Mon cerveau, sous le choc, n'est sans doute pas en état de fonctionner correctement – le fait est que je n'arrive pas à imaginer une seule explication possible à une rupture si brutale, si inattendue.
- Je vais t'expliquer, Gabriel.
Sa voix est dépourvue d'ironie, ce qui me laisse un instant le minuscule espoir qu'il s'agisse réellement d'une blague – espoir tué dans l'œuf par le reste de son attitude, et surtout par ses yeux froids, qui se posent sur moi et m'analysent comme un légiste devant un cadavre.
- Tu as vingt-trois ans, n'est-ce pas ?
Étrange entrée en matière...
- Aujourd'hui même, oui.
Il me fixe d'un air indéchiffrable, et poursuit sans relever ma réponse.
- Tu ne le sais pas, mais ça fait plus de seize ans que tu me pourris la vie continuellement.
... Seize ans ?
Pardon ?
- Comment ça, seize ans ? je balbutie. On ne se connaissait même pas...
- Ouais, dit-il, amer. Forcément, puisque t'as jamais été fichu de me reconnaître. Mais oui, Gabriel, bordel, ça fait plus de seize ans qu'on se connaît. Ça fait plus de seize ans que t'es arrivé dans ce foutu orphelinat.
Orphelinat...?
- Tu veux que... t'y étais aussi ?
- Surprise ! dit-il d'un ton aussi grinçant qu'une vieille porte en bois. Ça te la coupe, hein ? Oui, j'étais dans le même orphelinat que toi. Les Pâquerettes, tu te souviens ? J'y étais depuis que j'avais quatre ans. Et j'étais peinard, là-bas, sans toi ! Et puis quand j'avais sept ans, t'es arrivé comme une fleur, et à partir de ce moment-là, tu t'es mis à me pourrir la vie.
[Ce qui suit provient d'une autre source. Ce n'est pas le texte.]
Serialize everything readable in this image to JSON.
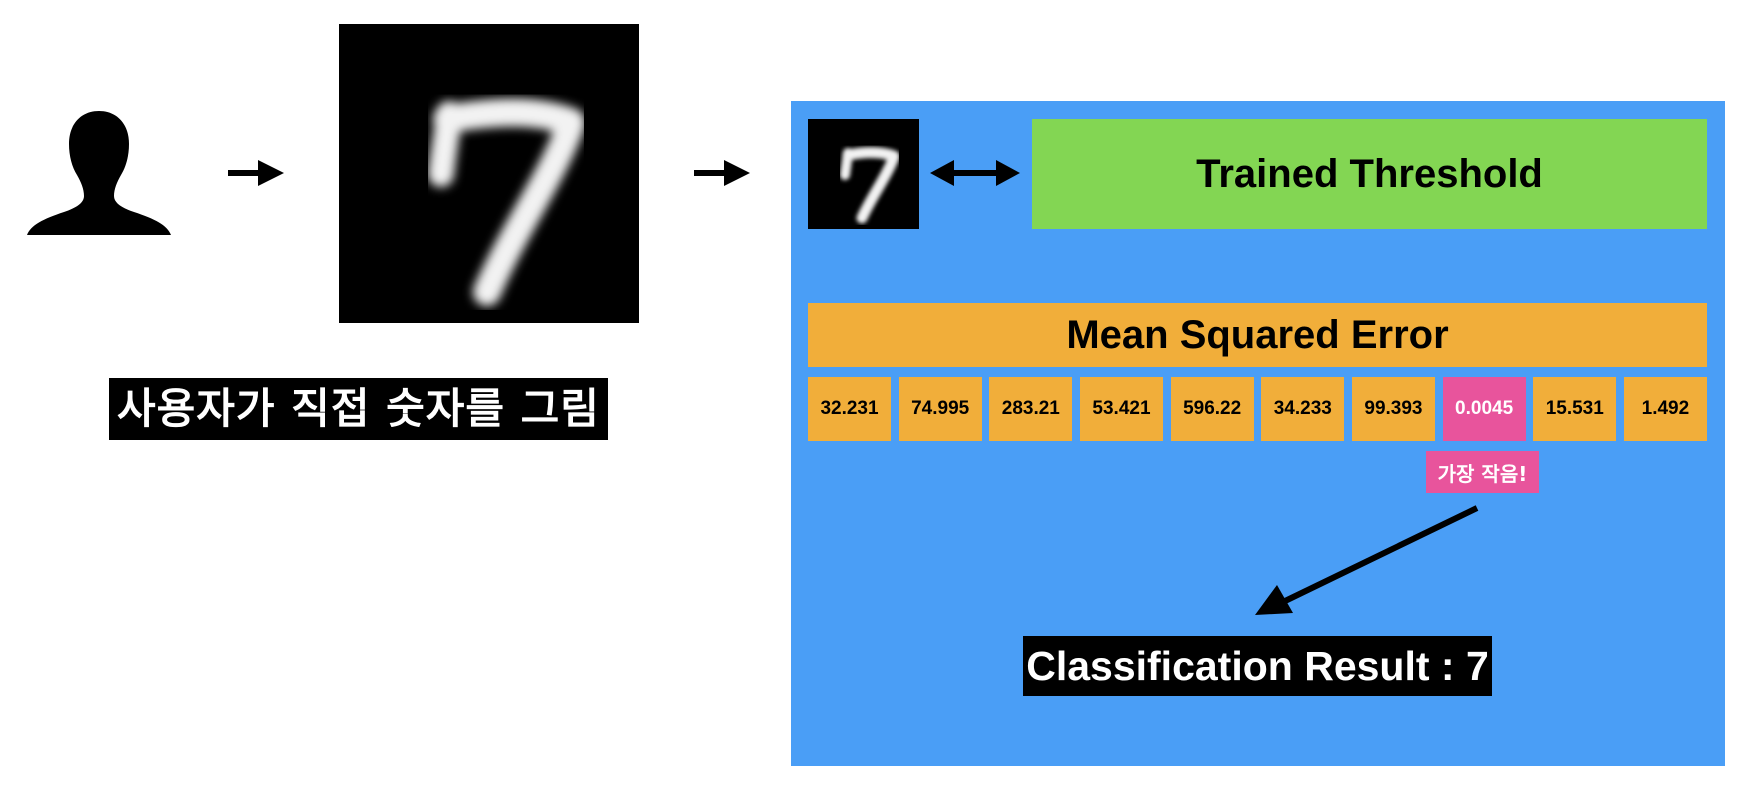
{
  "input": {
    "caption": "사용자가 직접 숫자를 그림",
    "digit_label": "7"
  },
  "classifier": {
    "threshold_label": "Trained Threshold",
    "mse_title": "Mean Squared Error",
    "mse_values": [
      "32.231",
      "74.995",
      "283.21",
      "53.421",
      "596.22",
      "34.233",
      "99.393",
      "0.0045",
      "15.531",
      "1.492"
    ],
    "min_index": 7,
    "smallest_tag": "가장 작음!",
    "result": "Classification Result : 7"
  },
  "colors": {
    "panel": "#4a9ef6",
    "threshold": "#83d653",
    "mse": "#f1ae3a",
    "highlight": "#e8549c"
  },
  "icons": [
    "user-silhouette-icon",
    "right-arrow-icon",
    "double-arrow-icon",
    "diagonal-arrow-icon"
  ]
}
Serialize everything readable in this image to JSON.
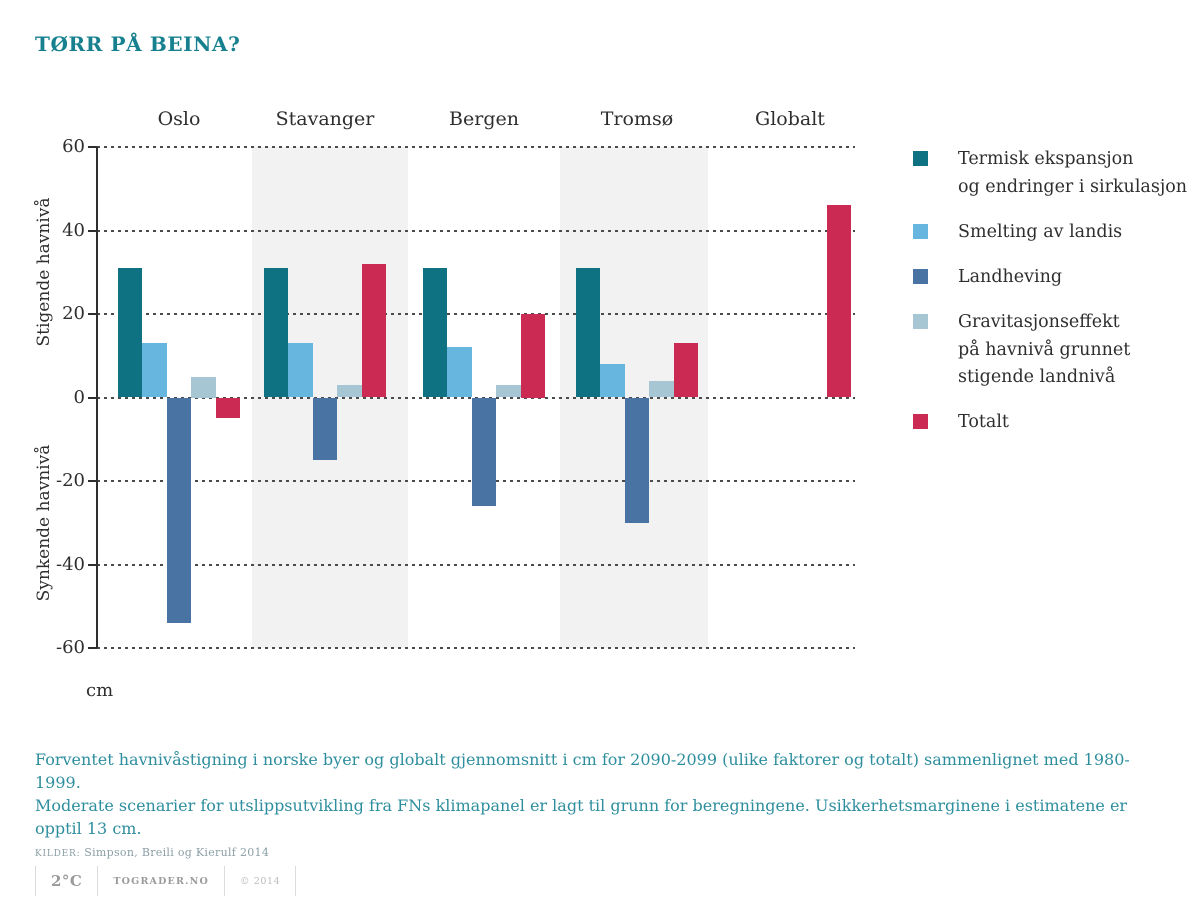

Je fouille désespérément dans mes souvenirs, pour me rappeler d'un gamin au teint mat que j'aurais... brutalisé ? – impossible, je n'ai jamais été du genre violent – ou que j'aurais martyrisé, mais rien, rien, rien ne me vient à l'esprit. Je ne me rappelle pas, et il le lit dans mon regard.
- Tu me piquais mes jouets préférés à l'orphelinat. Tu me volais mes potes. On était en classe ensemble, et tu faisais toujours en sorte que je me fasse gronder. Madame Caron, tu te souviens d'elle ? Cette connasse... T'étais son chouchou, toi, mais moi, elle me détestait... et chaque fois que tu faisais une bêtise en douce, c'était pour ma pomme.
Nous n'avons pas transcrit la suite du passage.